This is a case of me thinking "can we test the test?" to make sure
the test is doing everything we think it is doing...

>>> +		git checkout --orphan old &&
>>> +		git rm -fr . &&
>>> +		test_commit --no-tag cruft.old &&
>>> +		cruft_old="$(git rev-parse HEAD)" &&
>>> +
>>> +		git checkout --orphan new &&
>>> +		git rm -fr . &&
>>> +		test_commit --no-tag cruft.new &&
>>> +		cruft_new="$(git rev-parse HEAD)" &&
>>> +
>>> +		git checkout main &&
>>> +		git branch -D old new &&
>>
>> Do you need to delete the 'discard' branch here?
> 
> Great catch. I didn't notice it here because even though it was
> reachable (and not mentioned as an extra tip), so didn't appear in the
> cruft pack.

...so we catch things like this automatically.
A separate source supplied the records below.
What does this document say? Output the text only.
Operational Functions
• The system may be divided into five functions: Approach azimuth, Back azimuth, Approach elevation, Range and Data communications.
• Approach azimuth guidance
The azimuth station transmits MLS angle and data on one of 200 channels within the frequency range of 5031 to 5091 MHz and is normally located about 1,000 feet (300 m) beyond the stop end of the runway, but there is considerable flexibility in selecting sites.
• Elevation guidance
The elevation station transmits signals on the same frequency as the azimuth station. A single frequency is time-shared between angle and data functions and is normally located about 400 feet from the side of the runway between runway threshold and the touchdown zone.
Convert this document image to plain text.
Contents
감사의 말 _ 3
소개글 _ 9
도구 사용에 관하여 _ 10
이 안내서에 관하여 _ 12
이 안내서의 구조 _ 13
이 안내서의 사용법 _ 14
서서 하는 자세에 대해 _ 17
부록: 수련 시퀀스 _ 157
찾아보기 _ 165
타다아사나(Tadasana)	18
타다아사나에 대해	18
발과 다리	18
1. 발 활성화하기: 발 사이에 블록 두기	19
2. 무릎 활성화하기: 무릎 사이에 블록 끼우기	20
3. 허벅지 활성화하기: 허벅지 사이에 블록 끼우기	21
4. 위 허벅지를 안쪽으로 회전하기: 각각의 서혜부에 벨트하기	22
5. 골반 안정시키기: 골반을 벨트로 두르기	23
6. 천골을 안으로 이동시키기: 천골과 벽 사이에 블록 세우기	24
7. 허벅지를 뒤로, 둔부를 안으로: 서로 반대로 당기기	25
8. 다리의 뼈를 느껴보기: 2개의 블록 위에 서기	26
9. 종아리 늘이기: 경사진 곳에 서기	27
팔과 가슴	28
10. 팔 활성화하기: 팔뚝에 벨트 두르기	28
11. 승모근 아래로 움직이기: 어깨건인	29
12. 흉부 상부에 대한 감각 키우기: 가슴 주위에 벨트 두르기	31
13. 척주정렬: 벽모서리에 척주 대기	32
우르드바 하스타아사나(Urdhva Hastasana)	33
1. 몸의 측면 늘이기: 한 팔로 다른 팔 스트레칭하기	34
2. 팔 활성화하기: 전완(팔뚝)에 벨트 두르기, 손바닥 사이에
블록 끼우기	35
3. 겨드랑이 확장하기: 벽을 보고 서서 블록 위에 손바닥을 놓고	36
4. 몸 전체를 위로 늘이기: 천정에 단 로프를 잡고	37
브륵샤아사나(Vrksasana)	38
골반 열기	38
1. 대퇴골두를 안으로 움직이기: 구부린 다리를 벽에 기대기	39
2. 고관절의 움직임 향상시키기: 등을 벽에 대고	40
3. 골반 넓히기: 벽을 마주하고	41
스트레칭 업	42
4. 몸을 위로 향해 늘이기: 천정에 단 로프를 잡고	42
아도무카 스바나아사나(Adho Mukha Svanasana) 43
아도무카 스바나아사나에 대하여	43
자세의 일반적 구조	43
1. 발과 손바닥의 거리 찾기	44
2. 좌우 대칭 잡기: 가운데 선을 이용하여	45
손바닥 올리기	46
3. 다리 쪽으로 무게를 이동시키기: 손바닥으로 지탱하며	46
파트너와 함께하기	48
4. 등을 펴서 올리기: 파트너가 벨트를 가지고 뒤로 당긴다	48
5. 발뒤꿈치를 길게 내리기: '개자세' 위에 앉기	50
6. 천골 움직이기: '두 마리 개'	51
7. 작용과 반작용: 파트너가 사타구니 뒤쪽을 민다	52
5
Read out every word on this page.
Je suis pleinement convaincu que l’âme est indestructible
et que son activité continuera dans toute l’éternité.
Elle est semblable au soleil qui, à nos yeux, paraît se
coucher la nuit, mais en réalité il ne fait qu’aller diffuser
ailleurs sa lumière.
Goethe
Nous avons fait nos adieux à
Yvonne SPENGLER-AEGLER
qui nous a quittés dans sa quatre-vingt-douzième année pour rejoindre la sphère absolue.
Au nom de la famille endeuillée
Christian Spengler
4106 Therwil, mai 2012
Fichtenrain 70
>>> +		mtimes="$(ls .git/objects/pack/pack-*.mtimes)" &&
>>> +		git show-index <${mtimes%.mtimes}.idx >cruft &&
>>> +		cut -d" " -f2 cruft | sort >cruft.actual &&
>>> +		test_cmp cruft.expect cruft.actual
>>
>> One thing that would be good, as a safety check, is to remove
>> the pack.extraCruftTips config and re-run the repack and be
>> sure that we are pruning the objects previously saved by the
>> hook.
> 
> Good call. I think this amounts to:
> 
> --- 8< ---
> diff --git a/t/t5329-pack-objects-cruft.sh b/t/t5329-pack-objects-cruft.sh
> index 1260e11d41..44852e6925 100755
> --- a/t/t5329-pack-objects-cruft.sh
> +++ b/t/t5329-pack-objects-cruft.sh
> @@ -773,7 +773,7 @@ test_expect_success 'additional cruft tips may be specified via pack.extraCruftT
>  		cruft_new="$(git rev-parse HEAD)" &&
> 
>  		git checkout main &&
> -		git branch -D old new &&
> +		git branch -D discard old new &&
>  		git reflog expire --all --expire=all &&
> 
>  		# mark cruft.old with an mtime that is many minutes
> @@ -802,6 +802,19 @@ test_expect_success 'additional cruft tips may be specified via pack.extraCruftT
>  		mtimes="$(ls .git/objects/pack/pack-*.mtimes)" &&
>  		git show-index <${mtimes%.mtimes}.idx >cruft &&
>  		cut -d" " -f2 cruft | sort >cruft.actual &&
> +		test_cmp cruft.expect cruft.actual &&

If we store "discard=$(git rev-parse discard)" earlier, we can also
check

		test_must_fail git show $discard &&

> +		# Ensure that the "old" objects are removed after
> +		# dropping the pack.extraCruftTips hook.
> +		git config --unset pack.extraCruftTips &&
> +		git repack --cruft --cruft-expiration=now -d &&
> +
> +		mtimes="$(ls .git/objects/pack/pack-*.mtimes)" &&
> +		git show-index <${mtimes%.mtimes}.idx >cruft &&
> +		cut -d" " -f2 cruft | sort >cruft.actual &&
> +
> +		git rev-list --objects --no-object-names $cruft_new >cruft.raw &&

I like how $cruft_new is still kept because its mtime is still
"later than now".

> +		sort cruft.raw >cruft.expect &&
>  		test_cmp cruft.expect cruft.actual
>  	)
>  '
> --- >8 ---
> 
>> It would be helpful to include a test for the multi-value case where
>> multiple scripts are executed and maybe include an "exit 1" in some
>> of them?
> 
> Definitely, that is a great suggestion (especially because it would have
> caught the "if (!ret)" bug that you pointed out above).
> 
> Thanks for a thorough review. I'll wait for other feedback before
> re-rolling, or do so in a couple of days if I haven't heard anything.

Thanks,
-Stolee